REIT allows investors to invest directly in the finished product with existing cash flow–such as residential and office units, hotels or shopping malls or even infrastructure ventures like toll roads and power plants, in turn allowing the property developer to recycle the money to new projects.
“Still, economic prospects moving forward appear to be strong and should the next government [due in 2016] improve the regulatory environment for foreigners, there could be more opportunities for international money in the future,” the research said.
ULI Philippines chair Carlos Rufino, president of The Net Group, noted that the Philippines has gone a long way since ULI—a global nonprofit research and education organization promoting responsible use of land and creation of sustainable communities—first published its historical investment prospect rankings nine years ago.
Metro Manila used to rank at the bottom of the heap—18th to 20th in investment prospects—from 2007 to 2012 before considerably moving up the scale in 2013 when it rose to 12th place and further to 4th place in 2014.

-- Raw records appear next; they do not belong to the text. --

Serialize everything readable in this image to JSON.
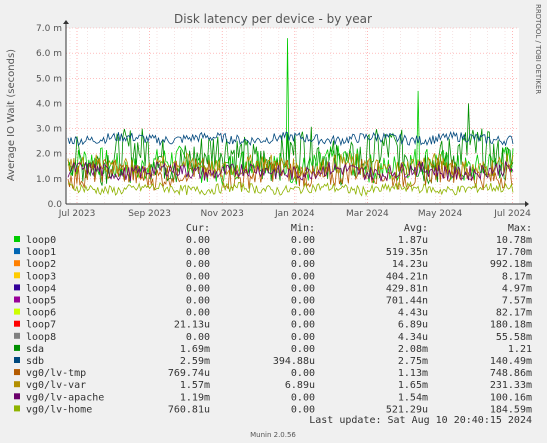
{
  "chart_data": {
    "type": "line",
    "title": "Disk latency per device - by year",
    "ylabel": "Average IO Wait (seconds)",
    "side_label": "RRDTOOL / TOBI OETIKER",
    "ylim": [
      0,
      0.007
    ],
    "y_ticks": [
      {
        "v": 0.0,
        "label": "0.0"
      },
      {
        "v": 0.001,
        "label": "1.0 m"
      },
      {
        "v": 0.002,
        "label": "2.0 m"
      },
      {
        "v": 0.003,
        "label": "3.0 m"
      },
      {
        "v": 0.004,
        "label": "4.0 m"
      },
      {
        "v": 0.005,
        "label": "5.0 m"
      },
      {
        "v": 0.006,
        "label": "6.0 m"
      },
      {
        "v": 0.007,
        "label": "7.0 m"
      }
    ],
    "x_ticks": [
      "Jul 2023",
      "Sep 2023",
      "Nov 2023",
      "Jan 2024",
      "Mar 2024",
      "May 2024",
      "Jul 2024"
    ],
    "grid": true,
    "columns": [
      "Cur:",
      "Min:",
      "Avg:",
      "Max:"
    ],
    "series": [
      {
        "name": "loop0",
        "color": "#00cc00",
        "base": 0.00155,
        "amp": 0.0006,
        "cur": "0.00",
        "min": "0.00",
        "avg": "1.87u",
        "max": "10.78m"
      },
      {
        "name": "loop1",
        "color": "#0066b3",
        "base": 0.0,
        "amp": 0.0,
        "cur": "0.00",
        "min": "0.00",
        "avg": "519.35n",
        "max": "17.70m"
      },
      {
        "name": "loop2",
        "color": "#ff8000",
        "base": 0.0,
        "amp": 0.0,
        "cur": "0.00",
        "min": "0.00",
        "avg": "14.23u",
        "max": "992.18m"
      },
      {
        "name": "loop3",
        "color": "#ffcc00",
        "base": 0.0,
        "amp": 0.0,
        "cur": "0.00",
        "min": "0.00",
        "avg": "404.21n",
        "max": "8.17m"
      },
      {
        "name": "loop4",
        "color": "#330099",
        "base": 0.0,
        "amp": 0.0,
        "cur": "0.00",
        "min": "0.00",
        "avg": "429.81n",
        "max": "4.97m"
      },
      {
        "name": "loop5",
        "color": "#990099",
        "base": 0.0,
        "amp": 0.0,
        "cur": "0.00",
        "min": "0.00",
        "avg": "701.44n",
        "max": "7.57m"
      },
      {
        "name": "loop6",
        "color": "#ccff00",
        "base": 0.0,
        "amp": 0.0,
        "cur": "0.00",
        "min": "0.00",
        "avg": "4.43u",
        "max": "82.17m"
      },
      {
        "name": "loop7",
        "color": "#ff0000",
        "base": 0.0,
        "amp": 0.0,
        "cur": "21.13u",
        "min": "0.00",
        "avg": "6.89u",
        "max": "180.18m"
      },
      {
        "name": "loop8",
        "color": "#808080",
        "base": 0.0,
        "amp": 0.0,
        "cur": "0.00",
        "min": "0.00",
        "avg": "4.34u",
        "max": "55.58m"
      },
      {
        "name": "sda",
        "color": "#008f00",
        "base": 0.0019,
        "amp": 0.0009,
        "cur": "1.69m",
        "min": "0.00",
        "avg": "2.08m",
        "max": "1.21"
      },
      {
        "name": "sdb",
        "color": "#00487d",
        "base": 0.0026,
        "amp": 0.0002,
        "cur": "2.59m",
        "min": "394.88u",
        "avg": "2.75m",
        "max": "140.49m"
      },
      {
        "name": "vg0/lv-tmp",
        "color": "#b35a00",
        "base": 0.0012,
        "amp": 0.0005,
        "cur": "769.74u",
        "min": "0.00",
        "avg": "1.13m",
        "max": "748.86m"
      },
      {
        "name": "vg0/lv-var",
        "color": "#b38f00",
        "base": 0.0015,
        "amp": 0.0004,
        "cur": "1.57m",
        "min": "6.89u",
        "avg": "1.65m",
        "max": "231.33m"
      },
      {
        "name": "vg0/lv-apache",
        "color": "#6b006b",
        "base": 0.0013,
        "amp": 0.0003,
        "cur": "1.19m",
        "min": "0.00",
        "avg": "1.54m",
        "max": "100.16m"
      },
      {
        "name": "vg0/lv-home",
        "color": "#8fb300",
        "base": 0.0006,
        "amp": 0.0002,
        "cur": "760.81u",
        "min": "0.00",
        "avg": "521.29u",
        "max": "184.59m"
      }
    ],
    "last_update": "Last update: Sat Aug 10 20:40:15 2024",
    "footer": "Munin 2.0.56"
  }
}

The ULI survey showed that Asia’s residential market had plummeted in popularity due to concerns that lofty prices might be unsustainable, especially with interest rates in the US on the rise for the first time in more than five years alongside tightening regulations in individual markets.
“Two types of markets remain in favor—those in Japan and those in emerging markets of Southeast Asia, in particular Indonesia and the Philippines,” the research noted.
In Southeast Asia, the ULI research said the residential market was buoyed by “young demographic, booming economies and rapidly rising middle class whose members will be buyers of residential property simply because they can now afford it.”